Denise Araújo

Não confunda sinceridade com grosseria

Esta confusão é clássica, mas não custa lembrar: sinceridade não é grosseria ou falta de educação.

É recorrente encontrarmos em todos os lugares e círculos pessoas que dizem-se assertivas, sinceras, positivas e verdadeiras. Consideram-se autênticas acima da média, proativas nas mais improváveis circunstâncias. São verborrágicas, têm um discurso de palmatória do mundo, são geralmente moralistas, quase sempre estão certas enquanto todos à volta estão equivocados, são exemplos de idoneidade e de comportamento.
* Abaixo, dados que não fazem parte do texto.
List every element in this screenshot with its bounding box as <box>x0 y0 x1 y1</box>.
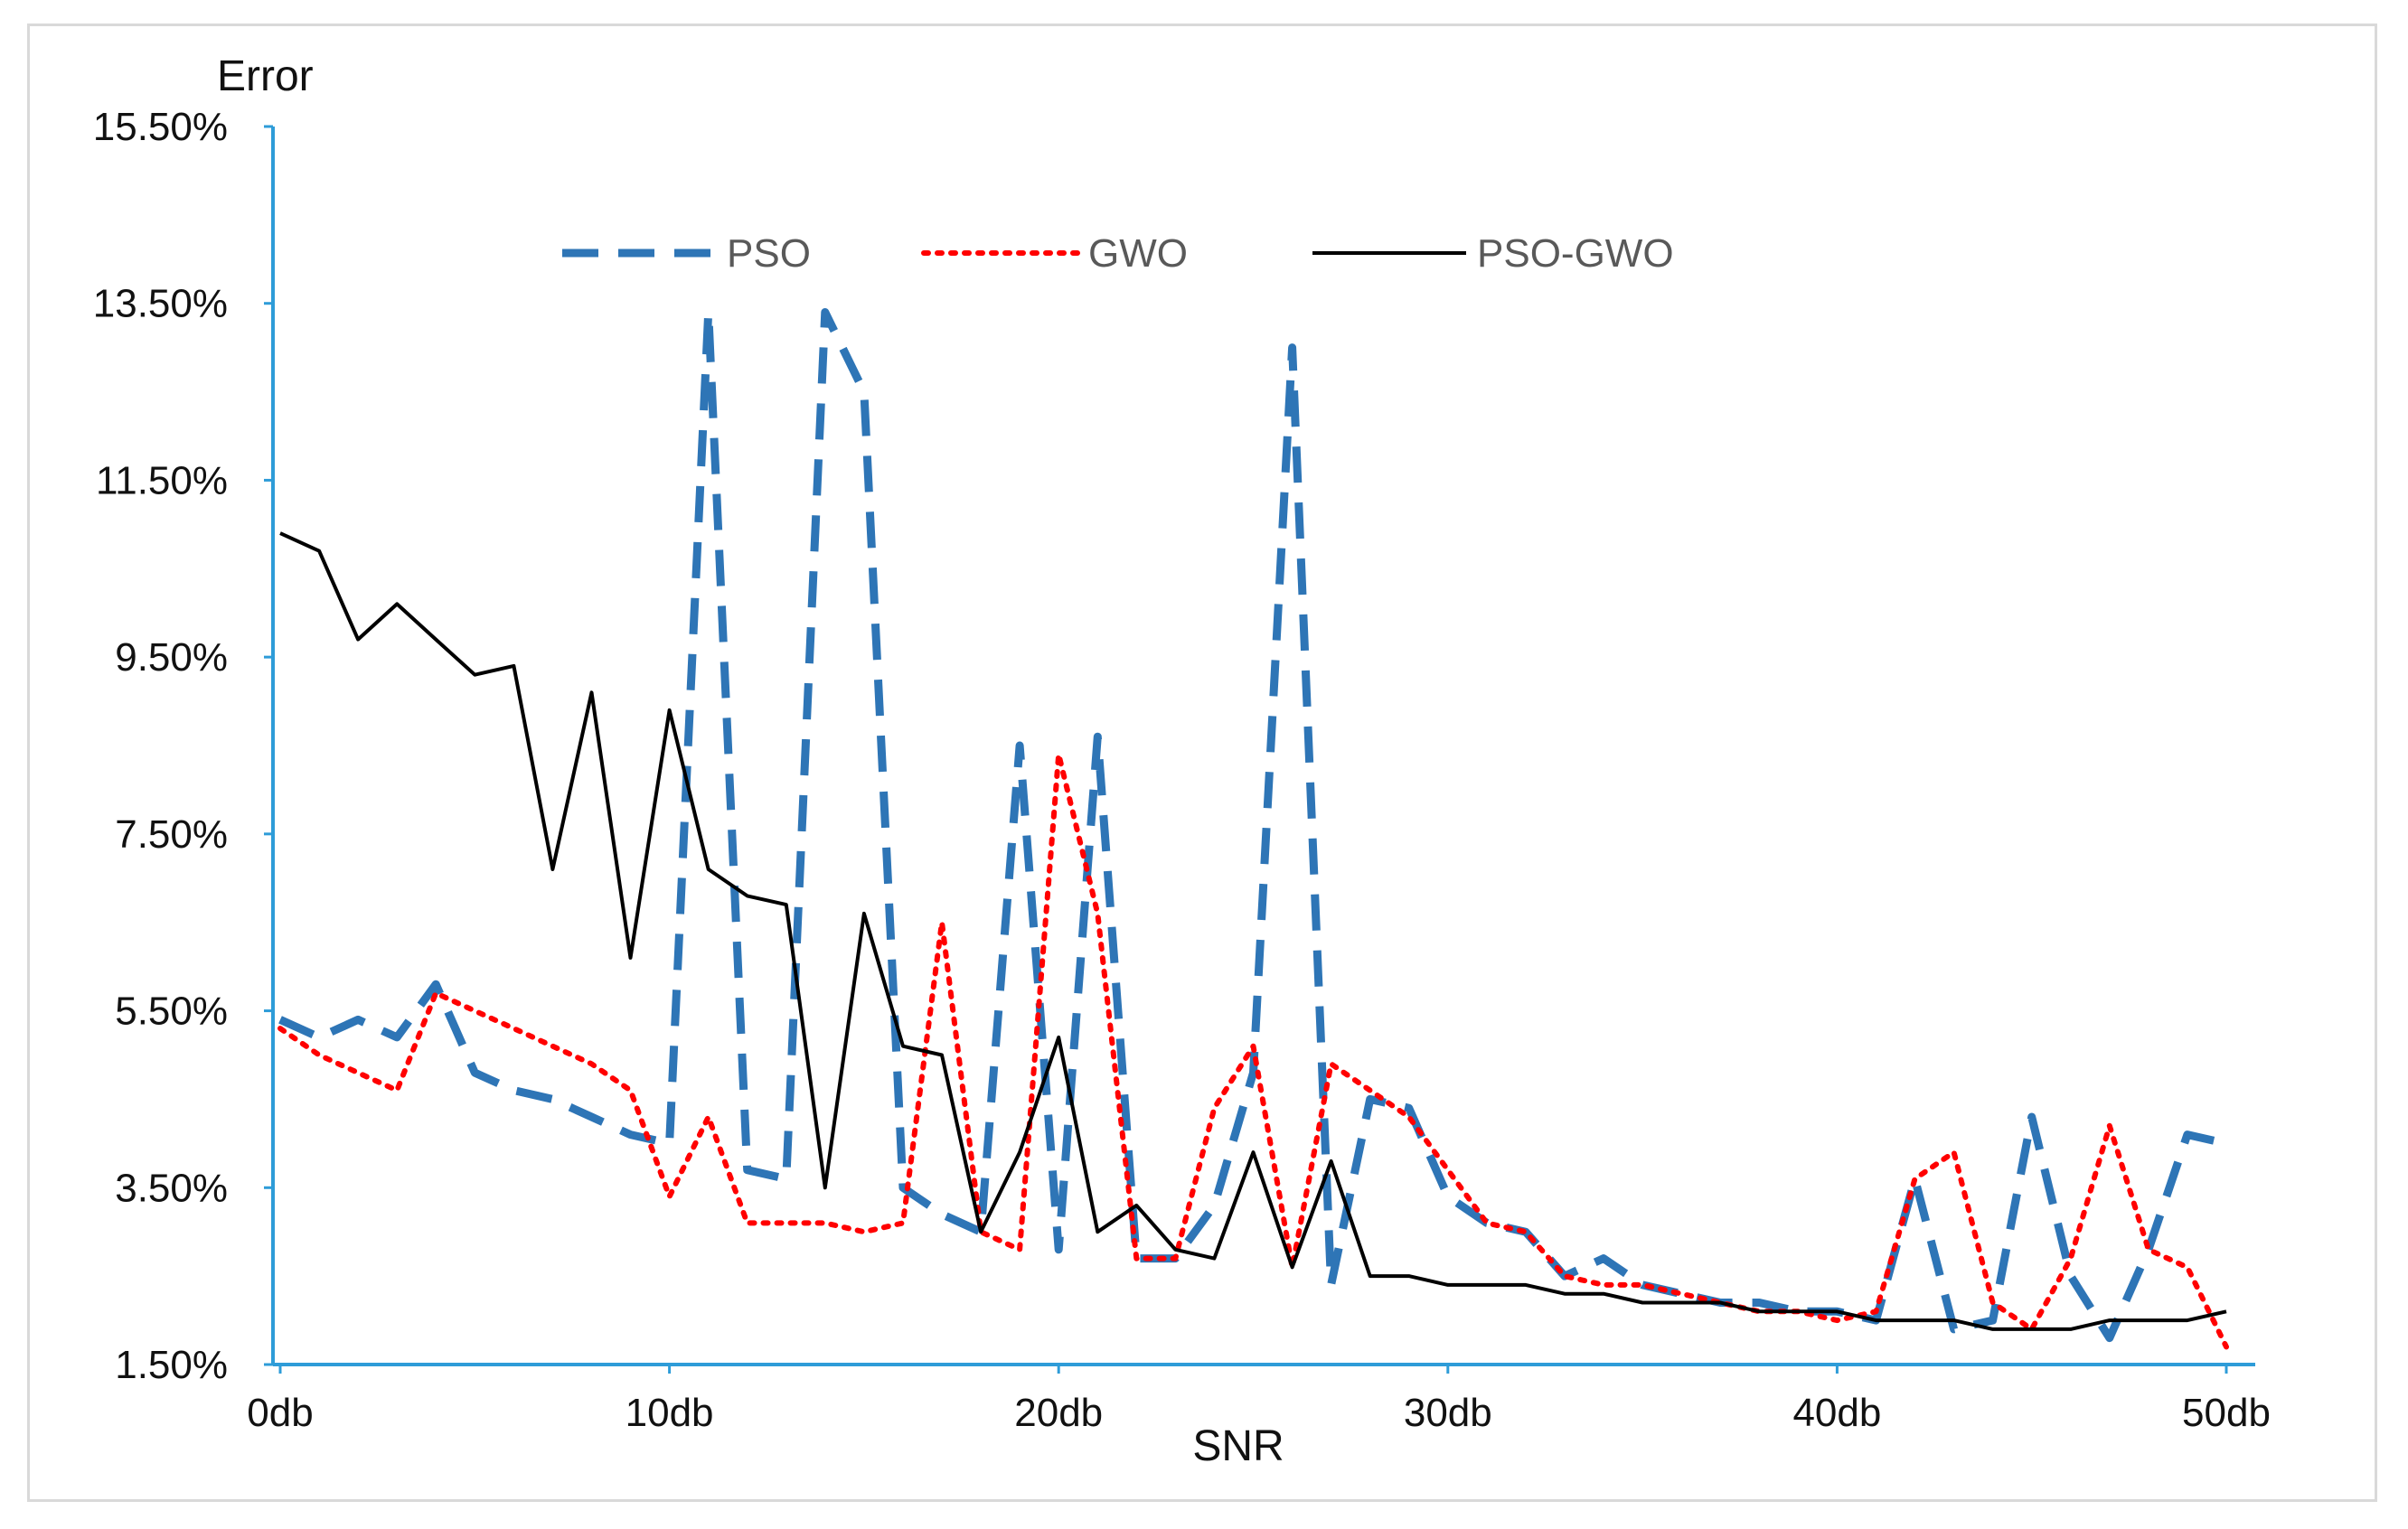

Costumeiramente cometem equívocos pela pressa em classificar os outros. Sim, elas adoram classificações, mas quase sempre enfatizam as más características, pois para elas são raras as pessoas virtuosas no mundo. Sentem prazer em apontar dedos. Suas palavras quase sempre ferem os outros. São inconvenientes. Com o tempo, os amigos vão se afastando e os familiares vão deixando de fazer contato. Entretanto, a culpa é de todos, claro.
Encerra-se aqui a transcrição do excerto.